Nicholas Jubber is the author of five non-fiction books and a winner of the Dolman Travel Book Award.
His journeys have taken him across the Middle East to Ethiopia in search of a mythical priest-king, across Afghanistan in the wake of a medieval poet, around the Sahara with nomadic communities and across Europe in the slipstream of its epic tales.
He has spoken at literary festivals in Hay-on-Wye, Cheltenham, Edinburgh and Rome, amongst many others, as well as on BBC Radio 4, Radio 3 and NPR, and has also written for the stage, along with working as a teacher, film extra and, briefly, a washer of Persian carpets.
Nicholas Jubber is sponsored by
The Fairy Tellers: the history behind the tales
From a soldier-of-fortune in 17th century Italy, who fought against the Ottomans and drank at the same bars as Caravaggio, to a Russian dissident involved in a plot to assassinate the Tsar, some of the people behind our most iconic fairy tales lived lives as dramatic as the stories they wrote. In this talk, Nicholas Jubber delves into the history behind some of our most beloved fairy tales, as well as many that have been long forgotten, a story that takes us from medieval times to the development of the children’s book industry in the nineteenth century.

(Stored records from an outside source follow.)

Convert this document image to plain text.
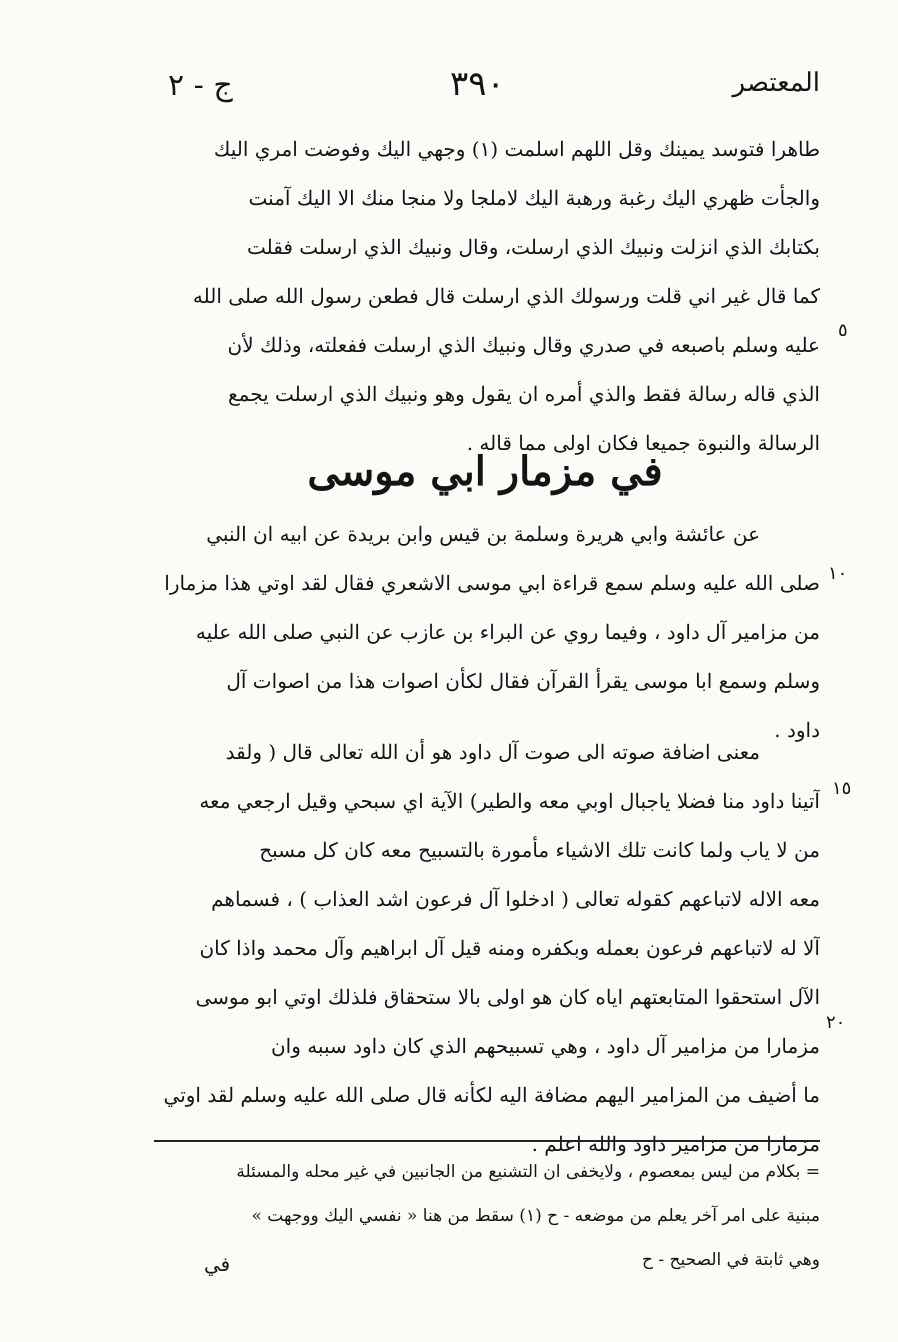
المعتصر
٣٩٠
ج - ٢
طاهرا فتوسد يمينك وقل اللهم اسلمت (١) وجهي اليك وفوضت امري اليك
والجأت ظهري اليك رغبة ورهبة اليك لاملجا ولا منجا منك الا اليك آمنت
بكتابك الذي انزلت ونبيك الذي ارسلت، وقال ونبيك الذي ارسلت فقلت
كما قال غير اني قلت ورسولك الذي ارسلت قال فطعن رسول الله صلى الله
عليه وسلم باصبعه في صدري وقال ونبيك الذي ارسلت ففعلته، وذلك لأن
الذي قاله رسالة فقط والذي أمره ان يقول وهو ونبيك الذي ارسلت يجمع
الرسالة والنبوة جميعا فكان اولى مما قاله .
في مزمار ابي موسى
عن عائشة وابي هريرة وسلمة بن قيس وابن بريدة عن ابيه ان النبي
صلى الله عليه وسلم سمع قراءة ابي موسى الاشعري فقال لقد اوتي هذا مزمارا
من مزامير آل داود ، وفيما روي عن البراء بن عازب عن النبي صلى الله عليه
وسلم وسمع ابا موسى يقرأ القرآن فقال لكأن اصوات هذا من اصوات آل
داود .
معنى اضافة صوته الى صوت آل داود هو أن الله تعالى قال ( ولقد
آتينا داود منا فضلا ياجبال اوبي معه والطير) الآية اي سبحي وقيل ارجعي معه
من لا ياب ولما كانت تلك الاشياء مأمورة بالتسبيح معه كان كل مسبح
معه الاله لاتباعهم كقوله تعالى ( ادخلوا آل فرعون اشد العذاب ) ، فسماهم
آلا له لاتباعهم فرعون بعمله وبكفره ومنه قيل آل ابراهيم وآل محمد واذا كان
الآل استحقوا المتابعتهم اياه كان هو اولى بالا ستحقاق فلذلك اوتي ابو موسى
مزمارا من مزامير آل داود ، وهي تسبيحهم الذي كان داود سببه وان
ما أضيف من المزامير اليهم مضافة اليه لكأنه قال صلى الله عليه وسلم لقد اوتي
مزمارا من مزامير داود والله اعلم .
٥
١٠
١٥
٢٠
= بكلام من ليس بمعصوم ، ولايخفى ان التشنيع من الجانبين في غير محله والمسئلة
مبنية على امر آخر يعلم من موضعه - ح (١) سقط من هنا « نفسي اليك ووجهت »
وهي ثابتة في الصحيح - ح
في
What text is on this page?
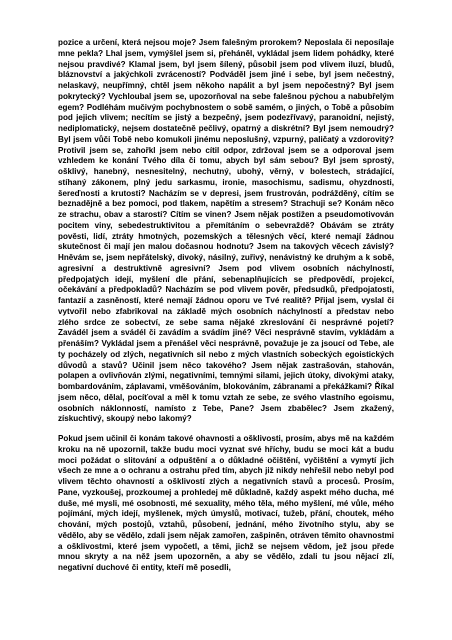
pozice a určení, která nejsou moje? Jsem falešným prorokem? Neposlala či neposílaje mne pekla? Lhal jsem, vymýšlel jsem si, přeháněl, vykládal jsem lidem pohádky, které nejsou pravdivé? Klamal jsem, byl jsem šílený, působil jsem pod vlivem iluzí, bludů, bláznovství a jakýchkoli zvráceností? Podváděl jsem jiné i sebe, byl jsem nečestný, nelaskavý, neupřímný, chtěl jsem někoho napálit a byl jsem nepočestný? Byl jsem pokrytecký? Vychloubal jsem se, upozorňoval na sebe falešnou pýchou a nabubřelým egem? Podléhám mučivým pochybnostem o sobě samém, o jiných, o Tobě a působím pod jejich vlivem; necítím se jistý a bezpečný, jsem podezřívavý, paranoidní, nejistý, nediplomatický, nejsem dostatečně pečlivý, opatrný a diskrétní? Byl jsem nemoudrý? Byl jsem vůči Tobě nebo komukoli jinému neposlušný, vzpurný, paličatý a vzdorovitý? Protivil jsem se, zahořkl jsem nebo cítil odpor, zdržoval jsem se a odporoval jsem vzhledem ke konání Tvého díla či tomu, abych byl sám sebou? Byl jsem sprostý, ošklivý, hanebný, nesnesitelný, nechutný, ubohý, věrný, v bolestech, strádající, stíhaný zákonem, plný jedu sarkasmu, ironie, masochismu, sadismu, ohyzdnosti, šereďnosti a krutosti? Nacházím se v depresi, jsem frustrován, podrážděný, cítím se beznadějně a bez pomoci, pod tlakem, napětím a stresem? Strachuji se? Konám něco ze strachu, obav a starostí? Cítím se vinen? Jsem nějak postižen a pseudomotivován pocitem viny, sebedestruktivitou a přemítáním o sebevraždě? Obávám se ztráty pověsti, lidí, ztráty hmotných, pozemských a tělesných věcí, které nemají žádnou skutečnost či mají jen malou dočasnou hodnotu? Jsem na takových věcech závislý? Hněvám se, jsem nepřátelský, divoký, násilný, zuřivý, nenávistný ke druhým a k sobě, agresivní a destruktivně agresivní? Jsem pod vlivem osobních náchylností, předpojatých idejí, myšlení dle přání, sebenaplňujících se předpovědí, projekcí, očekávání a předpokladů? Nacházím se pod vlivem pověr, předsudků, předpojatosti, fantazií a zasněností, které nemají žádnou oporu ve Tvé realitě? Přijal jsem, vyslal či vytvořil nebo zfabrikoval na základě mých osobních náchylností a představ nebo zlého srdce ze sobectví, ze sebe sama nějaké zkreslování či nesprávné pojetí? Zavádél jsem a svádél či zavádím a svádím jiné? Věci nesprávně stavím, vykládám a přenáším? Vykládal jsem a přenášel věci nesprávně, považuje je za jsoucí od Tebe, ale ty pocházely od zlých, negativních sil nebo z mých vlastních sobeckých egoistických důvodů a stavů? Učinil jsem něco takového? Jsem nějak zastrašován, stahován, polapen a ovlivňován zlými, negativními, temnými silami, jejich útoky, divokými ataky, bombardováním, záplavami, vměšováním, blokováním, zábranami a překážkami? Říkal jsem něco, dělal, pocíťoval a měl k tomu vztah ze sebe, ze svého vlastního egoismu, osobních náklonností, namísto z Tebe, Pane? Jsem zbabělec? Jsem zkažený, získuchtivý, skoupý nebo lakomý?

Pokud jsem učinil či konám takové ohavnosti a ošklivosti, prosím, abys mě na každém kroku na ně upozornil, takže budu moci vyznat své hříchy, budu se moci kát a budu moci požádat o slitování a odpuštění a o důkladné očištění, vyčištění a vymytí jich všech ze mne a o ochranu a ostrahu před tím, abych již nikdy nehřešil nebo nebyl pod vlivem těchto ohavností a ošklivostí zlých a negativních stavů a procesů. Prosím, Pane, vyzkoušej, prozkoumej a prohledej mě důkladně, každý aspekt mého ducha, mé duše, mé mysli, mé osobnosti, mé sexuality, mého těla, mého myšlení, mé vůle, mého pojímání, mých idejí, myšlenek, mých úmyslů, motivací, tužeb, přání, choutek, mého chování, mých postojů, vztahů, působení, jednání, mého životního stylu, aby se vědělo, aby se vědělo, zdali jsem nějak zamořen, zašpiněn, otráven těmito ohavnostmi a ošklivostmi, které jsem vypočetl, a těmi, jichž se nejsem vědom, jež jsou přede mnou skryty a na něž jsem upozorněn, a aby se vědělo, zdali tu jsou nějací zlí, negativní duchové či entity, kteří mě posedli,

Jubber shows how historical and political circumstances helped to shape many of these tales: whether the impact of the Napoleonic occupation on the stories collected by the Brothers Grimm, or how the religious temper of Louis XIV’s court influenced the circle that invented the term ‘fairy tale’ in the late 17th century. Zooming in on a handful of storytellers from his book, The Fairy Tellers, he shows how the detail of their lives overlapped with, and had a profound effect on, the stories they chose to tell and the way in which they told them, an effect that we continue to live with today.